Imagine my surprise when I realized suddenly that I have been in Iceland for six months! If you don’t exclude the time I was at home for Christmas, of course. I am still loving my stay here and haven’t gotten bored with Reykjavík at all, even though it’s a small city. Practically every day I discover something new about the area, or the landscape changes in a way I haven’t noticed before, or the light is different. Only recently, I noticed that we’re finally getting honest-to-goodness daylight again; from November up until maybe a week or two ago, there’s been at best a late-afternoon cast to the sky, and the sun has been entirely in the south. Now it’s starting to swing up overhead again, east to west, just like it does at home. You’d be amazed how exciting we find that.
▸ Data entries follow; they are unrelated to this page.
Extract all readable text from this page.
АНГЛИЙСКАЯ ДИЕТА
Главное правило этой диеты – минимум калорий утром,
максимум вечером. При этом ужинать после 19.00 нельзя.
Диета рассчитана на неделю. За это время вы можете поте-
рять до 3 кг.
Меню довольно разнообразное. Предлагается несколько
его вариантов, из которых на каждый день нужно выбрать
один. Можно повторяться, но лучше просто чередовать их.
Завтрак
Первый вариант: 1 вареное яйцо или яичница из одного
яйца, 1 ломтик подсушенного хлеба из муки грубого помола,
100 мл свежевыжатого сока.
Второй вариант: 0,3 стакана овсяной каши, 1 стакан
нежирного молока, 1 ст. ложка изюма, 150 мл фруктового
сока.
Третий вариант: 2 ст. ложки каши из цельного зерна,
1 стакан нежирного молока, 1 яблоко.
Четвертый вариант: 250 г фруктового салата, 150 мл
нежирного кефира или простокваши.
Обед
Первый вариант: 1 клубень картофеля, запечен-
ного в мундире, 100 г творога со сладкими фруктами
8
I’ve also started to venture to conduct business transactions in Icelandic, as long as I’m pretty certain I won’t encounter anything too unexpected. (I’ve bought stamps in Icelandic, and requested books from special collections, and even understood when they explained to me that their online catalogue wasn’t working. Just don’t ask me whether I want a side dish with my meal; I’ll just stare at you blankly because I don’t know the word for side dish. Or for meal, for that matter.) Let’s take it as evidence of the difficulty of the language and not of my dull wits that it’s taken me this long to make even that much progress!
As if to celebrate my six-month anniversary here, mother nature has dumped well over a foot of snow on Reykjavík in the past week, leaving the unplowed sidewalks a mess of either sludge or solid ice (depending on whether or not there are hot-water pipes running under them). It’s nothing to complain about in comparison to the weather that’s hammered the East Coast of the US this winter, but still, you can’t help but wish for spring as you slip and slide your way for a mile up and down steep hills to walk to school.
But we’ll let the pictures speak for themselves (oh how I wish I'd gotten a picture of the woman skiing down the street!). I’d rather report on a very interesting realization that I’ve had after a conversation with one of my friends here: this is a really old culture. That sounds patently obvious, perhaps, but in a very techno-savvy and thoroughly modern Reykjavík, it’s easy to forget that most of my neighbors can trace their families back to settlers almost a thousand years in the past—and every once in a while, the history of this culture shows through.
For instance, you need two witnesses to sign practically anything before it is legal. My friend discovered this when she had her family write a letter assuring the Directorate of Immigration that she had enough money to support herself—and the letter was rejected because it was not signed by witnesses. Now, you need witnesses in the US too, but usually they come in the form of a notary public with a fancy stamp and seal. Here, anybody will do: the lease to my apartment is witnessed by a waiter and a bartender who happened to be standing around when I met with my landlord at a café. It seems quaint, but you can trace this practice right back to the earliest laws almost a millennium old—nothing was considered legal (or even true) unless two or more local farmers would swear to it.
The tradition of hospitality is still very strong too—if you read the old law codes, or even poetry of advice like Hávamál (a great read, by the way), the first thing that always comes up (besides “never forget your sword”) is the sacred obligation to be a generous host. In fact, in the stories Odin had the habit of showing up at people’s doors dressed like a beggar, and if you didn’t show him the proper hospitality, woe to you! Nowadays, there are still networks in the countryside where farmers register cottages on their farms, or even rooms in their own homes, to be rented out to travelers and tourists. I can’t imagine this happening in paranoid America. Some of the farmers will cook for you and even let you help out with the chores around the farm before you leave! I haven’t gone on a “farm stay” yet, but if I ever do I shall report back on the experience.
Another charming remnant of this country’s heritage (and forgive me if I’ve mentioned this before) is that the bookstores are bigger and more numerous downtown than are the grocery stores. No one really knows how many medieval Icelanders could read and write, but there is no doubt that they had a higher literacy rate than other contemporary nations, and they produced and consumed books the way most Western cultures now produce and consume fast food. I love the fact that one can walk into Bónus (the cheap grocery store in town, if it can be called cheap) and take in the whole place at a glance, but walk into Eymundsson (one of the many chains of bookstores) and you have to explore four floors to see it all.
And finally, all the girls knit. Seriously. Some of the boys too. Even teenagers whip out their knitting needles and go at it during downtime in class. I thought for sure when I first heard about it that it had to be a stereotype left over from the 30s, but how wrong I was! Some things are just part of the national heritage and won’t be given up, and it looks like knitting (prjóna is the verb) remains one tradition that’s alive and well.
This coming week I’m off to Denmark (for the first time ever!), for a conference at the University of Aarhus and then a little jaunt in Copenhagen. It will throw off my nice, neat little schedule of posting regularly over the weekend, but hopefully I’ll have some good pictures at least when do I get back!